One humorous aspect of the no-result Iowa caucus is how irritated media organizations become with their pricey pundits in downsized newsrooms having absolutely nothing to talk about. It was mildly enjoyable seeing CNN’s Wolf Blitzer grow apoplectic as the evening progressed, trying to rally panels of experts to say something, anything, other than “we’re waiting for results.”
Presidential candidates had planes to catch and wanted to flee Iowa even though the weather, at least for Iowans, was a balmy 30+ degrees on caucus night.

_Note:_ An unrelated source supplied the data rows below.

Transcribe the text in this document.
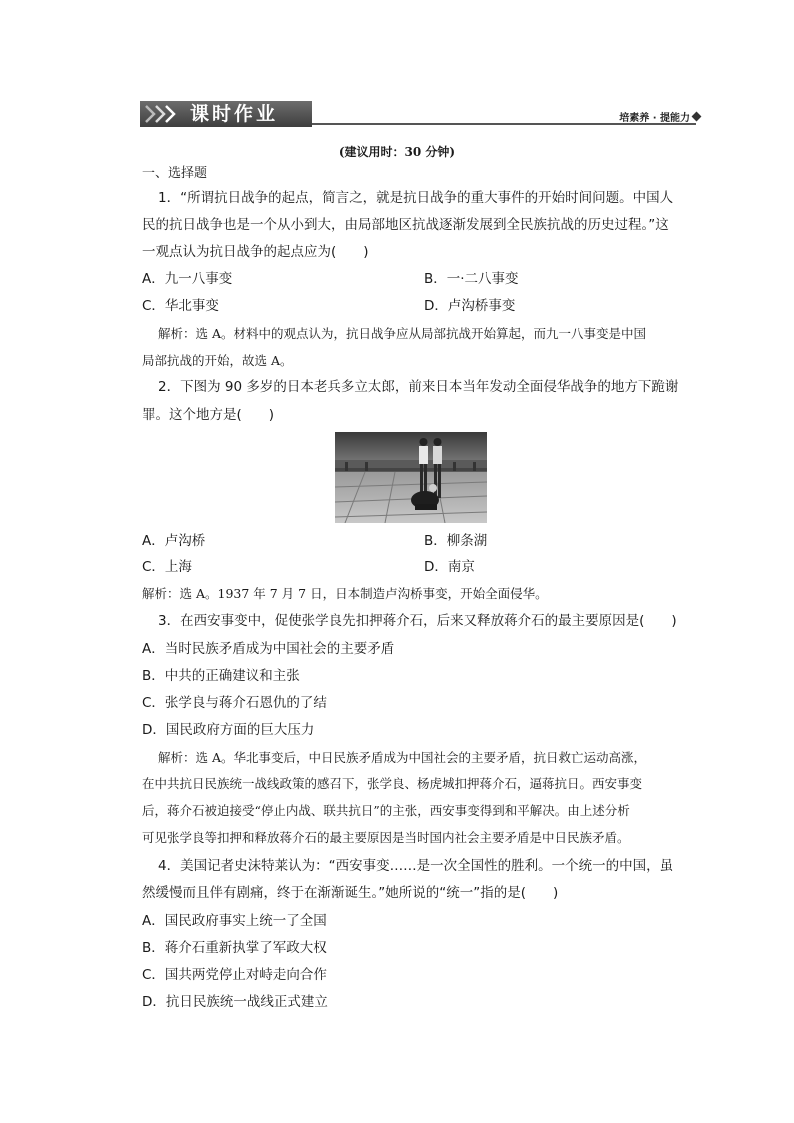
课时作业	培素养 · 提能力
(建议用时：30 分钟)
一、选择题
1．“所谓抗日战争的起点，简言之，就是抗日战争的重大事件的开始时间问题。中国人
民的抗日战争也是一个从小到大，由局部地区抗战逐渐发展到全民族抗战的历史过程。”这
一观点认为抗日战争的起点应为(　　)
A．九一八事变	B．一·二八事变
C．华北事变	D．卢沟桥事变
解析：选 A。材料中的观点认为，抗日战争应从局部抗战开始算起，而九一八事变是中国
局部抗战的开始，故选 A。
2．下图为 90 多岁的日本老兵多立太郎，前来日本当年发动全面侵华战争的地方下跪谢
罪。这个地方是(　　)
A．卢沟桥	B．柳条湖
C．上海	D．南京
解析：选 A。1937 年 7 月 7 日，日本制造卢沟桥事变，开始全面侵华。
3．在西安事变中，促使张学良先扣押蒋介石，后来又释放蒋介石的最主要原因是(　　)
A．当时民族矛盾成为中国社会的主要矛盾
B．中共的正确建议和主张
C．张学良与蒋介石恩仇的了结
D．国民政府方面的巨大压力
解析：选 A。华北事变后，中日民族矛盾成为中国社会的主要矛盾，抗日救亡运动高涨，
在中共抗日民族统一战线政策的感召下，张学良、杨虎城扣押蒋介石，逼蒋抗日。西安事变
后，蒋介石被迫接受“停止内战、联共抗日”的主张，西安事变得到和平解决。由上述分析
可见张学良等扣押和释放蒋介石的最主要原因是当时国内社会主要矛盾是中日民族矛盾。
4．美国记者史沫特莱认为：“西安事变……是一次全国性的胜利。一个统一的中国，虽
然缓慢而且伴有剧痛，终于在渐渐诞生。”她所说的“统一”指的是(　　)
A．国民政府事实上统一了全国
B．蒋介石重新执掌了军政大权
C．国共两党停止对峙走向合作
D．抗日民族统一战线正式建立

In the end, we will know who won the caucus. The results will be accurate because — and this is important, everyone, so please listen up — we’re not talking “hanging chads.” There are voting cards with our names on them and precinct captains have those cards in their possession.
In the meantime, the media circus will have moved on to New Hampshire. The Iowa results will have less of an impact because state party officials relied on technology instead of common sense.
They used an app called Shadow, and it cast a shadow on the future of our caucus.